Airbus Incident Shines Spotlight on Third-Party Vendor Security Risks

Airbus Incident Shines Spotlight on Third-Party Vendor Security Risks

2019 has been a year of high-profile attacks, and, as we predicted, it’s only getting worse. That’s certainly the case for Airbus.

According to the AFP news agency, the world’s second largest aerospace and defense company has been targeted by four major cyber-attacks in the past 12 months, one of which resulted in a data breach. The hacks are being linked to a Chinese state-sponsored cyber threat group with a record of stealing intellectual property from aerospace manufacturers.

But what makes this series of attacks stand out among the daily glut of cyber incidents isn’t the motive or the persistent nature of the attacks. Rather, it’s the path by which the hackers attempted to gain access to Airbus’ systems – by targeting its third-party suppliers.

The growing third-party supply chain risk

This form of hacking via vendor networks, in this case Rolls Royce and Expleo, isn’t uncommon. Today, 59% of data breaches originate with third-party vendors. And, as globalization brings more interconnected supply chains, that number is anticipated to grow.

Unfortunately, even with vigorous security controls in place to continuously monitor for threats, the vast majority of organizations struggle with supply chain risk management and remain vulnerable to third-party hacks and breaches.

A key challenge is that most companies don’t know how to implement third-party risk management (TPRM). The scope of the task is incredibly complex. IT and security teams can quickly become overwhelmed trying to ascertain a vendor or partner’s security posture and potential risk exposure of that business relationship.

confident approach to third party risk whitepaper

Building new digital relationships with third parties increases risk exposure. But IT teams can reduce that risk through all stages of the vendor onboarding, monitoring, and reassessment lifecycle.

Evaluating vendor risk with security ratings

One way to evaluate vendor security is through third-party IT cybersecurity risk questionnaires. These can help organizations identify potential weaknesses among vendors and partners that could result in a breach.

The trouble is, these questionnaires only offer a snapshot of a vendor’s cybersecurity posture. Nothing in business is static. A vendor’s systems may change or be outsourced, their security policies might be re-written, and new threats continually evolve, so the risk presented by a single vendor is constantly shifting.

A more effective way of exposing risk in your supply chain – quickly and without complexity – is to add security ratings to your TPRM program.

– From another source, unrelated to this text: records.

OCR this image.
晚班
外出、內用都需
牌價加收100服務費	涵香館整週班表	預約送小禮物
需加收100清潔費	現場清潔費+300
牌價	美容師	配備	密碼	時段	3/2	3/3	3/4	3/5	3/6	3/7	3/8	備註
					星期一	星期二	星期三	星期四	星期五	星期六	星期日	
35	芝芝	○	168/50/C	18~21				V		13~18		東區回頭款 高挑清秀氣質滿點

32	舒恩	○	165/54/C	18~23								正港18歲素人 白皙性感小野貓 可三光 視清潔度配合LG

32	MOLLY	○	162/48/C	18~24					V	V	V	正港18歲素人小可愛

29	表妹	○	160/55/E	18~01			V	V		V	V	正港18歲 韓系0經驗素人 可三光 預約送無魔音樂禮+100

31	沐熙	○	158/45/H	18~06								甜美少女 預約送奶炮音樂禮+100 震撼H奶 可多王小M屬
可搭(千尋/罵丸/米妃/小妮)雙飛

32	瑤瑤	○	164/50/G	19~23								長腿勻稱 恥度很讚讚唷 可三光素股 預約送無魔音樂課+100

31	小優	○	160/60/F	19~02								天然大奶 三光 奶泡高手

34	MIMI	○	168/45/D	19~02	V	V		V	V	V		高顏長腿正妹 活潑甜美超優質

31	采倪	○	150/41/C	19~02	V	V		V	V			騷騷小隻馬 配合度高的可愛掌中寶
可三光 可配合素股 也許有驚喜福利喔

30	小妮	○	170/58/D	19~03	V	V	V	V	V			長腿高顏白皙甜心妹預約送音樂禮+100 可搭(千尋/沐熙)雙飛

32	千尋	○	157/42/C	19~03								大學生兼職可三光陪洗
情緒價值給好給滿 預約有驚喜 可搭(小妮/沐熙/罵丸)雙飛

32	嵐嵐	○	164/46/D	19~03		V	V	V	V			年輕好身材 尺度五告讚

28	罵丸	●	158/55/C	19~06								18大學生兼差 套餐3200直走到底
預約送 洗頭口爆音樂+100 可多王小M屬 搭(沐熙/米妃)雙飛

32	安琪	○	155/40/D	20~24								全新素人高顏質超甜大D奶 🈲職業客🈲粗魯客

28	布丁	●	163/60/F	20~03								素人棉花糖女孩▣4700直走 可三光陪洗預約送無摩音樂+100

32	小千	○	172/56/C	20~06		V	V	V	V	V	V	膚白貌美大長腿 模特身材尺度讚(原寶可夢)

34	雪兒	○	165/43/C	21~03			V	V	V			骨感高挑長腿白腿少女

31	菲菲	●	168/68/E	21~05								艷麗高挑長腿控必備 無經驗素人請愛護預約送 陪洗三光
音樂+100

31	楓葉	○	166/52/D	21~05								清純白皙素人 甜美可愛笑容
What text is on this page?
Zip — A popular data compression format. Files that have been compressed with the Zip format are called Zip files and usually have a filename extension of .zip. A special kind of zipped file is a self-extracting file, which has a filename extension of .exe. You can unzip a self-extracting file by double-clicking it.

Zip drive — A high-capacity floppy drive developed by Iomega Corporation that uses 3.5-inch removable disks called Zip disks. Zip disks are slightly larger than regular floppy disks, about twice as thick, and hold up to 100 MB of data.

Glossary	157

While security ratings don’t directly monitor vendor systems, they do show how seriously a vendor takes security by exposing risk vectors such as open or non-secure ports, unpatched systems, malware infections, and publicly-disclosed breaches – all of which indicate serious security liabilities – in minutes or hours, not weeks. And, because vendors are scored with a rating, much like a credit score, it’s easier to communicate the scale and severity of risk to a non-technical audience in the C-Suite, on the Board, or even with the vendor in question.

Make cyber risk a vendor KPI

As the Airbus hacks show, European companies can ill afford to ignore risk in their supply chains. In addition to the reputational risk, GDPR regulators are enforcing steep penalties for corporate cyber breaches making the stakes of a data breach too high.

Continuous monitoring of your organization’s own systems may be enough to hold off a cyber-attack, but it’s also imperative that everyone involved in risk management – the Board, the C-suite, legal counsel, procurement teams, and the security operations center – understand the level of risk across the entire supply chain and select vendors based on their security vigor.

With this in mind, each time you enter a new vendor agreement, prioritize cybersecurity as one of the KPIs you look at and continuously monitor – for the life of that relationship.